I've got plenty of parsnips to dig up in the vegetable garden, so you can see which soup I'll be making next!

(What I would REALLY like would be a well-toned body. I realise, as Janet makes clear, that exercise is essential, but since I can barely touch my toes at the moment I'll pass for now!)


  1. Last year I lost 21lbs by cutting out all my favourite things - bread, crisps and cake mainly. After a while I didn't miss them and thought I would carry on in this vein - but Christmas came and with it temptation. I have put 7lbs. back on - winter is a hard time to diet. Hopefully when I am able to be outside more (and not sitting at the computer) I should get back on track - it definitely gets harder as you get older (I'm over 60) but that shouldn't be an excuse. I'll never weigh what I did when I was 21 as that would be a little unrealistic, for me any way, but I won't be putting extra weight on every year either - as long as my mindset is right.

    1. What an impressive amount you lost last year. I wouldn't worry about your Christmas weight gain, it's an impossible time for women because the house is swimming with tempting food and you are the one who is in charge of it all!

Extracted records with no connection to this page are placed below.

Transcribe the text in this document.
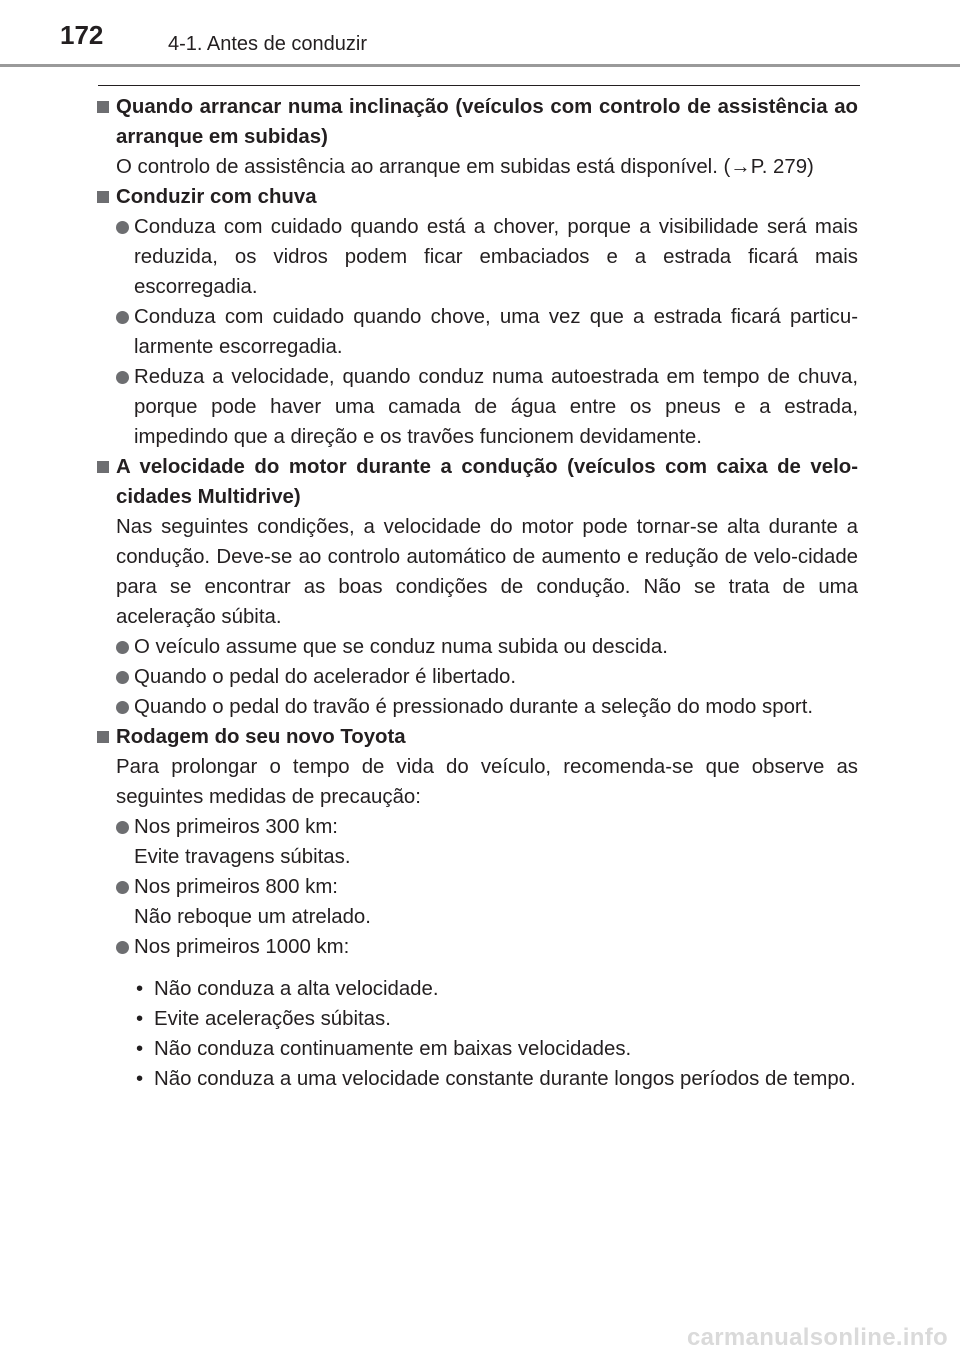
172	4-1. Antes de conduzir

Quando arrancar numa inclinação (veículos com controlo de assistência ao arranque em subidas)

O controlo de assistência ao arranque em subidas está disponível. (→P. 279)

Conduzir com chuva

Conduza com cuidado quando está a chover, porque a visibilidade será mais reduzida, os vidros podem ficar embaciados e a estrada ficará mais escorregadia.

Conduza com cuidado quando chove, uma vez que a estrada ficará particu-larmente escorregadia.

Reduza a velocidade, quando conduz numa autoestrada em tempo de chuva, porque pode haver uma camada de água entre os pneus e a estrada, impedindo que a direção e os travões funcionem devidamente.

A velocidade do motor durante a condução (veículos com caixa de velo-cidades Multidrive)

Nas seguintes condições, a velocidade do motor pode tornar-se alta durante a condução. Deve-se ao controlo automático de aumento e redução de velo-cidade para se encontrar as boas condições de condução. Não se trata de uma aceleração súbita.

O veículo assume que se conduz numa subida ou descida.

Quando o pedal do acelerador é libertado.

Quando o pedal do travão é pressionado durante a seleção do modo sport.

Rodagem do seu novo Toyota

Para prolongar o tempo de vida do veículo, recomenda-se que observe as seguintes medidas de precaução:

Nos primeiros 300 km:
Evite travagens súbitas.

Nos primeiros 800 km:
Não reboque um atrelado.

Nos primeiros 1000 km:

• Não conduza a alta velocidade.

• Evite acelerações súbitas.

• Não conduza continuamente em baixas velocidades.

• Não conduza a uma velocidade constante durante longos períodos de tempo.

carmanualsonline.info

  2. Rosemary, I, too, read Janet's post and was inspired. Since turning 50 (several years ago) and being diagnosis with a non-functioning thyroid, I have become very aware of the food that goes into my body. I will now always battle a low metabolism, but I now know it is more about energy and health. I can never pace myself once out in the garden with spade in hand. I do love the feeling of tired muscles due to a good days work. Hugs! Bonnie

    1. Dear Bonnie, I'm sorry to learn of your thyroid problems. Does this mean that you are now eating a more Japanese style diet with seaweed and plenty of shellfish for extra iodine? A posting on your blog would be good!

  3. ahh rosemary, brilliant post! that soup looks sooooooo good. love the crunch of nuts on top and your porrige (oatmeal?) looks delicious. yes, everything does start heading south, doesn't it? good luck and good wishes with your new diet!

  4. I, also, am concerned about my diet and health? I have been on Weight Watchers for months and have done well. I don't obsess about how much I lose each week. If I gain a pound or so, no big deal. I know that if I keep with the program, I will lose it and that spike will be reversed. I do love soups in winter and do make many myself, as then I can control the sodium and other content. Like you, I often change the ingredients depending on what I have available. I just made some wonderful "kick ass, lemongrass chicken noodle soup" that another blogger posted. It was wonderful and low in calories.

    It is always a challenge, but I want to be healthy, have energy, and keep those winter blues away. Eating well helps.

    February is the hardest month, but it is only 29 days (this year). We all have to try to keep our spirits up so we can be ready for the coming spring and planting time.

  5. Dear Maybe, I love the positive thinking - but 29 February days always feel sooooo long!